Reputation:
Using MySQL, I'm trying to count the number of occurrences of a substring in a column, for each row.
In the example table below, the string "art" appears three times in the Terms column, so it would have a count of 3.
Example Table:
TERMS
art
artistic
painting
elephant
art deco
paint
paintings
Desired Output:
TERMS COUNT
art 3
artistic 1
painting 2
elephant 1
art deco 1
paint 2
paintings 1
Edits:
As a starting point, I know that:
SELECT terms, COUNT(*)
FROM table
GROUP BY terms
will output number of occurrences for each full term string. For substring matching, I think this may involve a subquery.
Tried the following, but every count was 1.

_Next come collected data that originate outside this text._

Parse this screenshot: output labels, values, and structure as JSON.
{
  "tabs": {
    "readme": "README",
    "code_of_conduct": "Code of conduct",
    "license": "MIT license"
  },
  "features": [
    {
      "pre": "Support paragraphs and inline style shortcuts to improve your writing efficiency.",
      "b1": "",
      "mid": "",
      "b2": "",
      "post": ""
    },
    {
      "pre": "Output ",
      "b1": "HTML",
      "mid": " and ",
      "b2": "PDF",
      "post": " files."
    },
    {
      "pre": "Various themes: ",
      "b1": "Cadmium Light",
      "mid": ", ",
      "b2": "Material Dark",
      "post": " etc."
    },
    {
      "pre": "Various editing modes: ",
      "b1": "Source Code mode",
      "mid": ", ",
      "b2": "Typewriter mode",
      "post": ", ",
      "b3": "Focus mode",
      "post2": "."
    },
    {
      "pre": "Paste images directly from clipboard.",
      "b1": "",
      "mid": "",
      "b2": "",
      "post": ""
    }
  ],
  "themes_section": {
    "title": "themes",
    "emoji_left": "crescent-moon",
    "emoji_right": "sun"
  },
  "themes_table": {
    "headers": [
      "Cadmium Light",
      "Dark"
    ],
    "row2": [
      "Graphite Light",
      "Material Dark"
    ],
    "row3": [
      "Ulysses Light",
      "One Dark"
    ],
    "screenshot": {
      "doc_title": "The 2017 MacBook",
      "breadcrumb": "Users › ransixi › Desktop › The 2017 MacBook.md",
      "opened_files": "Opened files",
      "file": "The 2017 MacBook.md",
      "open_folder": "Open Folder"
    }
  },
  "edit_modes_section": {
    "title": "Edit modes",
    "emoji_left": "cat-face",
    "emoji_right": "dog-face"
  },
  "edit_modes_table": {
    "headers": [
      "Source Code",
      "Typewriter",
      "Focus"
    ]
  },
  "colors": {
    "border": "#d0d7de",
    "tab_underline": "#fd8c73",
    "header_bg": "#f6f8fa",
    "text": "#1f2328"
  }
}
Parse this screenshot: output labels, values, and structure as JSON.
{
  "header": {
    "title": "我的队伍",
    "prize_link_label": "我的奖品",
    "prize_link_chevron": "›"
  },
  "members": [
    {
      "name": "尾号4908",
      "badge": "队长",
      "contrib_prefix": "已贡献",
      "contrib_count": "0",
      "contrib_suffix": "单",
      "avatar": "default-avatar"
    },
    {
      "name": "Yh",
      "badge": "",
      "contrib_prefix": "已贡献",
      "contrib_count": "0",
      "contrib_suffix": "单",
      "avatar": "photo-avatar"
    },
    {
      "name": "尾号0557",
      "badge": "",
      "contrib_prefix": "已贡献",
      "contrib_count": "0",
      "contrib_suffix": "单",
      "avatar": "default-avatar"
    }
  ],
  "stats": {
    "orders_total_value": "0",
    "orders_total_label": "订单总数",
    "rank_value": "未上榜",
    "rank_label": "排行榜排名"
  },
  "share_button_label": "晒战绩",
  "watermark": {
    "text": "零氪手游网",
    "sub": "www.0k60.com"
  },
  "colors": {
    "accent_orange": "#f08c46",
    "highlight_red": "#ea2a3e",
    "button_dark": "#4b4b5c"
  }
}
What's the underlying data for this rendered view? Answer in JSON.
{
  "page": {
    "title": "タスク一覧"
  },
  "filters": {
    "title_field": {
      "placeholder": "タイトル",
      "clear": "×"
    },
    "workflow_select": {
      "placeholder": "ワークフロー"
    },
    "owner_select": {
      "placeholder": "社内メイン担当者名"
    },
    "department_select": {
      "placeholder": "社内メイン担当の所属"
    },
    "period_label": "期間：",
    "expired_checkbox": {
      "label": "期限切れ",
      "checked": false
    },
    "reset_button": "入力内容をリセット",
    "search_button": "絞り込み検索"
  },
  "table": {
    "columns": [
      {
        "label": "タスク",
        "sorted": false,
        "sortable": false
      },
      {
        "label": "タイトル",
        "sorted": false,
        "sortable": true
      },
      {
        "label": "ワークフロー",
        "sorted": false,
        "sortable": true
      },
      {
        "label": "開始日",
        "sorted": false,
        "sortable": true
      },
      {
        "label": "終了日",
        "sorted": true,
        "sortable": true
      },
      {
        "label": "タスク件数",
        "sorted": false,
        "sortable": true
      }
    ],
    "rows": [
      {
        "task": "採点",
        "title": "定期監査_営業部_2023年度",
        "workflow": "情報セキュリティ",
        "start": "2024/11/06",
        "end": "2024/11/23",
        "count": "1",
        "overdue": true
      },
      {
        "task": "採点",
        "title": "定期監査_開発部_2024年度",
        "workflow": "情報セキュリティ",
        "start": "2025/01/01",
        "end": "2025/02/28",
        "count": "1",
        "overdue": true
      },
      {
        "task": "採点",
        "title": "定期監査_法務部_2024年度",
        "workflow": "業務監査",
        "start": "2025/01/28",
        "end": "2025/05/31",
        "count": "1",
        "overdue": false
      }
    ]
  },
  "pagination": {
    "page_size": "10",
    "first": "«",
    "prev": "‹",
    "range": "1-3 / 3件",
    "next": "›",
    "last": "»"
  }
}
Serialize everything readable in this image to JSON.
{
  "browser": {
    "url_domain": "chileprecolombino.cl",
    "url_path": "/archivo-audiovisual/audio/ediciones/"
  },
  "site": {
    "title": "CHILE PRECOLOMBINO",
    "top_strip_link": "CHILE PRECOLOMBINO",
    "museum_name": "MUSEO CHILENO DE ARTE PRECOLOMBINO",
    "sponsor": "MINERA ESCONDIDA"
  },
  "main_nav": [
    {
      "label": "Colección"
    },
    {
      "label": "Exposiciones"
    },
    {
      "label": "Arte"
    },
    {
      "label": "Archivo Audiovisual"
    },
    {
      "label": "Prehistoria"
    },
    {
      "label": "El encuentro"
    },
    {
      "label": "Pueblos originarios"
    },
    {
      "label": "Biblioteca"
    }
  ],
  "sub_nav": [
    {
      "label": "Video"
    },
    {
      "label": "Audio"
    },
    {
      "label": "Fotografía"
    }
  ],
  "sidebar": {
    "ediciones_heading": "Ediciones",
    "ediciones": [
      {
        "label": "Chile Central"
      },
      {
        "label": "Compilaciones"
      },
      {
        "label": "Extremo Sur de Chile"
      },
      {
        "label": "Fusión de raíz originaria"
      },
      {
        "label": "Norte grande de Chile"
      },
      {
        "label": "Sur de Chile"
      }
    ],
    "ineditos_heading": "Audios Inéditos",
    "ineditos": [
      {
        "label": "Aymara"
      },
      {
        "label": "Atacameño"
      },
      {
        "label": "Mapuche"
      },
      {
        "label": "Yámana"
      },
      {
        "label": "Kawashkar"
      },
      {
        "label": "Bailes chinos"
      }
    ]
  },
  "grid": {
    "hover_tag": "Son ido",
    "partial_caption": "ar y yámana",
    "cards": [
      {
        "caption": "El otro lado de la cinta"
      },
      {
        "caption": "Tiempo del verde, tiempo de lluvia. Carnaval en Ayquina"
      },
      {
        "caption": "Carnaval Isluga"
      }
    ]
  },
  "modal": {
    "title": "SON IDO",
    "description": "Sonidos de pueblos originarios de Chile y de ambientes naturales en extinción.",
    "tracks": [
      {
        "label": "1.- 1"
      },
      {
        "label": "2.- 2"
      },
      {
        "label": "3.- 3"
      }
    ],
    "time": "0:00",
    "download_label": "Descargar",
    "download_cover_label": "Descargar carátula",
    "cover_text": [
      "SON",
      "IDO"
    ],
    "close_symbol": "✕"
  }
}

SELECT terms, ROUND((CHAR_LENGTH(terms) - CHAR_LENGTH(REPLACE(terms, terms, ""))) / CHAR_LENGTH(terms)) AS count
FROM table
GROUP BY terms
Upvotes: 0
Views: 6144
Reputation: 108400
I would write this by first writing a query that just returns a list of terms we want to return. For example:
SELECT t.terms
FROM `table` t
GROUP BY t.terms
Then wrap that in parens and use it as an inline view...
SELECT w.terms
FROM ( SELECT t.terms
FROM `table` t
GROUP BY t.terms
) w
ORDER BY w.terms
With that, we can do a join operation to look for matching rows, and get a count. Assuming a guarantee that terms
doesn't contain underscore (_
) or percent (%
) characters, we can use a LIKE
comparison.
Given that every term in our list is going to appear at least one time, we can use an inner join. In the more general case, where we might expect to return a zero count, we would use an outer join.
SELECT w.terms
, COUNT(1) AS `COUNT`
FROM ( SELECT t.terms
FROM `table` t
GROUP BY t.terms
) w
JOIN `table` c
ON c.terms LIKE CONCAT('%', w.terms ,'%')
GROUP BY w.terms
ORDER BY w.terms
In the LIKE
comparison, the percent signs are wildcards that match any characters (zero, one or more).
If there's a possibility that terms
does contain underscore or percent characters, we can escape those so they aren't considered wildcards by the LIKE comparison. An expression like this should do the trick:
REPLACE(REPLACE( w.terms ,'_','\_'),'%','\%')
So we'd have a query like this:
SELECT w.terms
, COUNT(1) AS `COUNT`
FROM ( SELECT t.terms
FROM `table` t
GROUP BY t.terms
) w
JOIN `table` c
ON c.terms LIKE CONCAT('%',REPLACE(REPLACE( w.terms ,'_','\_'),'%','\%'),'%')
GROUP BY w.terms
ORDER BY w.terms
There are other query patterns that will return the specified result. This is just a demonstration of one approach.
NOTE: In the example in the question, every terms
that is a substring of another terms
, the substring match appears at the beginning of the terms. This query will also find matches where the term isn't at the beginning.
e.g. dartboard
would be considered a match to art
The query could be modified to match terms
that appear only at the beginning of other terms
.
FOLLOWUP
With the example data, returns:
terms COUNT matched_terms
--------- -------- -------------------------
art 3 art,art deco,artistic
art deco 1 art deco
artistic 1 artistic
elephant 1 elephant
paint 3 paint,painting,paintings
painting 2 painting,paintings
paintings 1 paintings
In addition to the COUNT(1)
aggregate, I also included another expression in the select list. This isn't required, but it does give some additional information about which terms were considered to be matches.
GROUP_CONCAT(DISTINCT c.terms ORDER BY c.terms) AS `matched_terms`
NOTE: If there's a possibility that terms
contains backslash characters, we can escape those characters as well, using another REPLACE
REPLACE(REPLACE(REPLACE( w.terms ,'\\','\\\\'),'_','\_'),'%','\%')
^^^^^^^^ ^^^^^^^^^^^^^
Upvotes: 3